A Manual for Music Workshops PDF Print E-mail

A Manual for Music Workshops

Graham Leak

Currency Press, Sydney, 2003

ISBN 0 86819673 8

Reviewed by Lindy Morrison

Graham Leak is a consummate performer whose work includes his musical contribution as percussionist in the experimental Flederman Ensemble (founded by Carl Vine and Simone de Haan) for a decade in the eighties. Leak has worked all over Australia, USA and Europe. His work as a solo performer, with the ASTRA concerts and The Last Laugh, has given him a brilliant reputation amongst musicians and fans that he deserves. He also directs large-scale events and performances, music theatre, dance and improvised music.

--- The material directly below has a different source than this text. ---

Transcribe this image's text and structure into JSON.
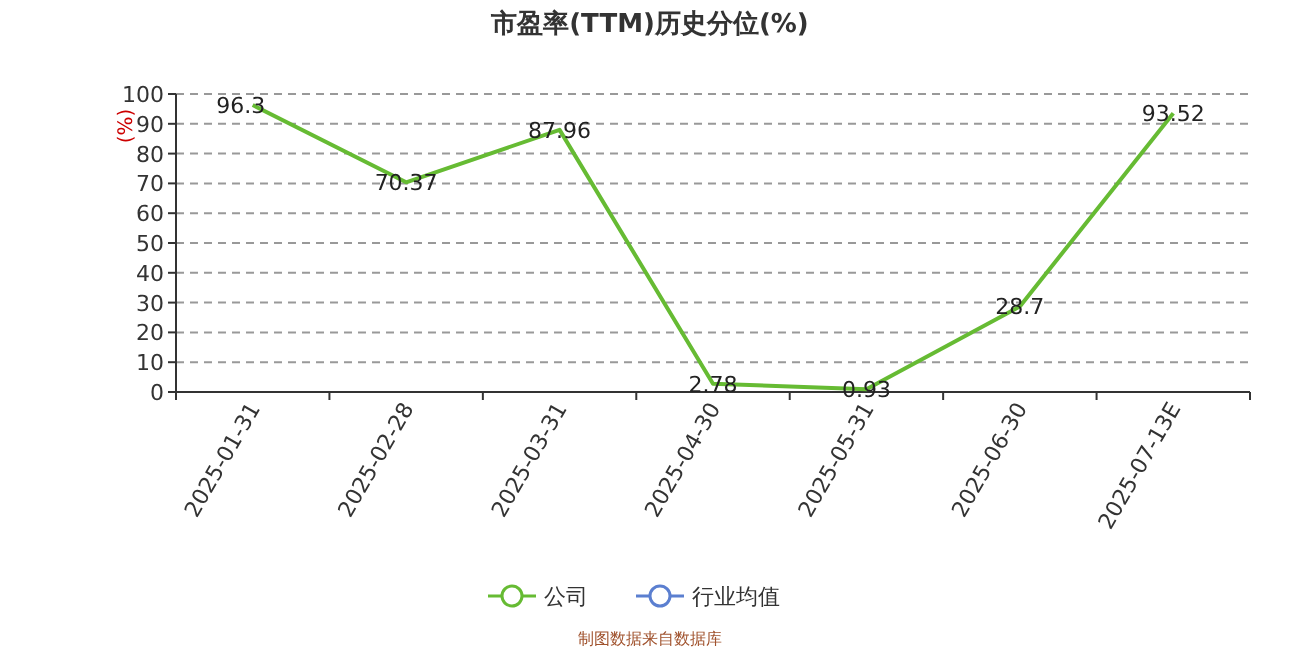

Graeme is also a teacher and has held positions in some of our leading music institutions. This book is an expression of those teaching skills. It is rare to find a musician who will take the time to write down their teaching techniques. Competition between practitioners is possibly a factor here although laziness possibly contributes as well. A manual for music workshops for performance making is hard to find and community musicians among others will be especially grateful for the chance to explore his ideas and learn from the experience and wisdom that Leak imparts to the reader. Leak provides the reader with a complete template to create a workshop.

 

Leak’s approach is extremely logical. His book is written for leaders of music workshops about creating a performance and allowing the participants to contribute as they gain confidence and ability. He begins by discussing the principles of performance making. It’s commonsense information. It’s about letting go of fear and not being judgemental, the underlying message that everyone has something in them to contribute and that with the right circumstances everyone can express themselves. But this is not just psychobabble; he also lays down rules about the physical space required for a workshop, describing the ideal space. This often is overlooked in community situations.

 

Leak begins his workshops with extensive isolation and stretching exercises (21 pages with photos!). I found this exhausting and a little aggravating. Many musicians have little sense of their bodies outside of their union with the making of sound/music and an instrument.  I believe his expectation that a group of musicians or would-be music makers would engage in the exercises is a bit of a stretch. I’m not sure the exercises would always be a good place to start. Perhaps working in music institution provides Leak with particular types of performers who are more in tune with their overall body.

 

However, after we get through the exercises, he begins in real earnest to describe his warm up games, based on theatre exercises and listening games. He has adapted a number of drama exercises for the purpose of warming up and relaxing the participants. This is good information and also sends a workshop leader in the right direction to explore theatre techniques as tools.

 

For me, the real body of his work starts in Chapter 11 where he starts his discussion on the acquisition of music skills. From here on this book is riveting.  I love this quote:

 

Western music is influenced by our approach to organizing time. We divide the days into hours and subdivide the hours into minutes and seconds. Similarly in music we divide the bars into beats and the beats into rhythms.

 

In demonstrating this, he uses clocks, he uses metronomes, he uses breathing. Leak’s pulse exercises are extremely fun (three, four and five pulse exercises played together by the group).  I have seen the very talented Greg Sheehan use the same methods in his workshops. I learned from Greg to use them myself, but in Leak’s books we see the first written guide with symbols to use these exercises.

 

His exercises to demonstrate pitch are just as exciting. He suggests playing the A above middle C every time you pass a keyboard so the pitch is ingrained. He shows the reader how to have your workshop group search all sorts of different combinations of notes and describes how they can work together playing games and singing, to write and improvise melodies, devise harmonies, and even explore silence.

 

Particularly fun and useful are his exercises for a group to find a note amongst themselves. May I suggest, after playing Leak’s game in a workshop, that the game works particularly well if participants are blindfolded!

 

It is wonderful to see this information being shared in the written form. Community musicians have been like the old folk singers passing the workshop stories around in the spoken and musical word and learning from each other in practice. Here we have a text that gives out lots of reliable hints, games and exercises that can be used in music workshops. Let’s hope more will follow.